A panel of Cambria County judges has unanimously approved a request by Johnstown to again impose the earned-income tax on nonresidents working in the city this year.
The tax, commonly referred to as the “commuter tax,” places a levy of 1.10 percent on people driving into the city for work. The tax is needed, city officials say, to continue to provide basic services of fire, police and highways.
The order signed by President Judge Timothy Creany, Judge David Tulowitzki and Senior Judge F. Joseph Leahey cites testimony presented by city officials earlier this week calling the tax “absolutely critical to balance its budget.”
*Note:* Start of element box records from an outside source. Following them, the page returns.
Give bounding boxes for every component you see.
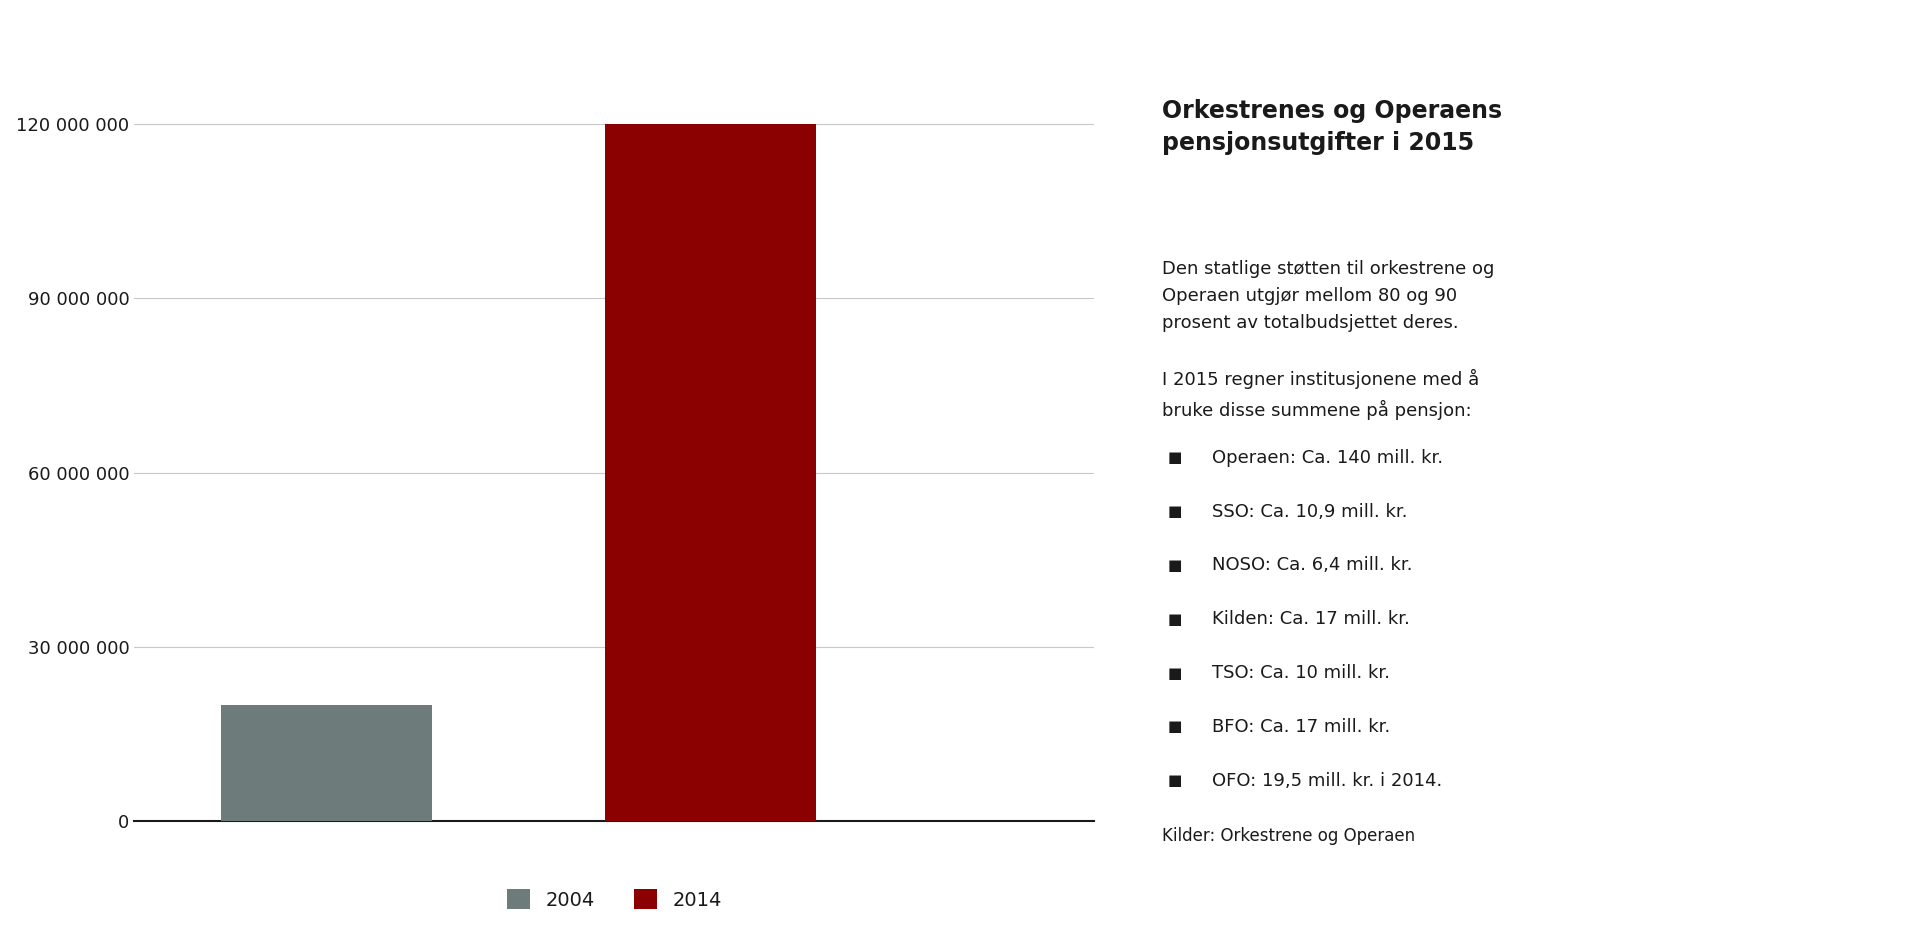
Text: Operaen: Ca. 140 mill. kr.: Operaen: Ca. 140 mill. kr. xyxy=(1212,448,1442,467)
Legend: 2004, 2014: 2004, 2014 xyxy=(507,889,722,910)
Text: Orkestrenes og Operaens
pensjonsutgifter i 2015: Orkestrenes og Operaens pensjonsutgifter… xyxy=(1162,99,1501,155)
Text: ■: ■ xyxy=(1167,773,1181,788)
Text: ■: ■ xyxy=(1167,612,1181,627)
Text: TSO: Ca. 10 mill. kr.: TSO: Ca. 10 mill. kr. xyxy=(1212,664,1390,683)
Text: BFO: Ca. 17 mill. kr.: BFO: Ca. 17 mill. kr. xyxy=(1212,717,1390,736)
Text: OFO: 19,5 mill. kr. i 2014.: OFO: 19,5 mill. kr. i 2014. xyxy=(1212,771,1442,790)
Text: Den statlige støtten til orkestrene og
Operaen utgjør mellom 80 og 90
prosent av: Den statlige støtten til orkestrene og O… xyxy=(1162,260,1494,420)
Text: NOSO: Ca. 6,4 mill. kr.: NOSO: Ca. 6,4 mill. kr. xyxy=(1212,556,1411,575)
Text: SSO: Ca. 10,9 mill. kr.: SSO: Ca. 10,9 mill. kr. xyxy=(1212,502,1407,521)
Text: Kilden: Ca. 17 mill. kr.: Kilden: Ca. 17 mill. kr. xyxy=(1212,610,1409,629)
Text: ■: ■ xyxy=(1167,450,1181,465)
Bar xyxy=(221,705,432,821)
Text: ■: ■ xyxy=(1167,558,1181,573)
Text: Kilder: Orkestrene og Operaen: Kilder: Orkestrene og Operaen xyxy=(1162,827,1415,845)
Text: ■: ■ xyxy=(1167,666,1181,681)
Text: ■: ■ xyxy=(1167,504,1181,519)
Bar xyxy=(605,125,816,821)
Text: ■: ■ xyxy=(1167,719,1181,734)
The order quoted James Roberts, Act 49 recovery coordinator for the city, who told the panel Wednesday that without the tax, which generates $450,000 annually, services will be significantly impacted.
“He opined that the city has done its best to control the budget and has substantially reduced payroll employees over a 20-year period,” Creany wrote.
Roberts told the judges that the city has lost 65 percent to 70 percent of its population and most of its industry since the 1960s.
A reasonable alternative to the city’s making deeper personnel and service cuts is the tax, which costs the average nonresident about $50 a year, Roberts said.
City finance director Carlos Gunby said the city has cut staff by 15 positions over the past few years and Johnstown continues to battle a loss in assessed valuation impacting the tax base.
City officials said that employee wages, health care and other benefits account for 75 percent of the city’s general fund budget.
“This court finds due cause for the petitioned increase and will approve the continuation of this tax for a period of one year,” the order stated.
Officials of Franklin Borough were in court asking for similar approval to tax nonresidents. As of Friday, an order had not been filed in the prothonotary’s office.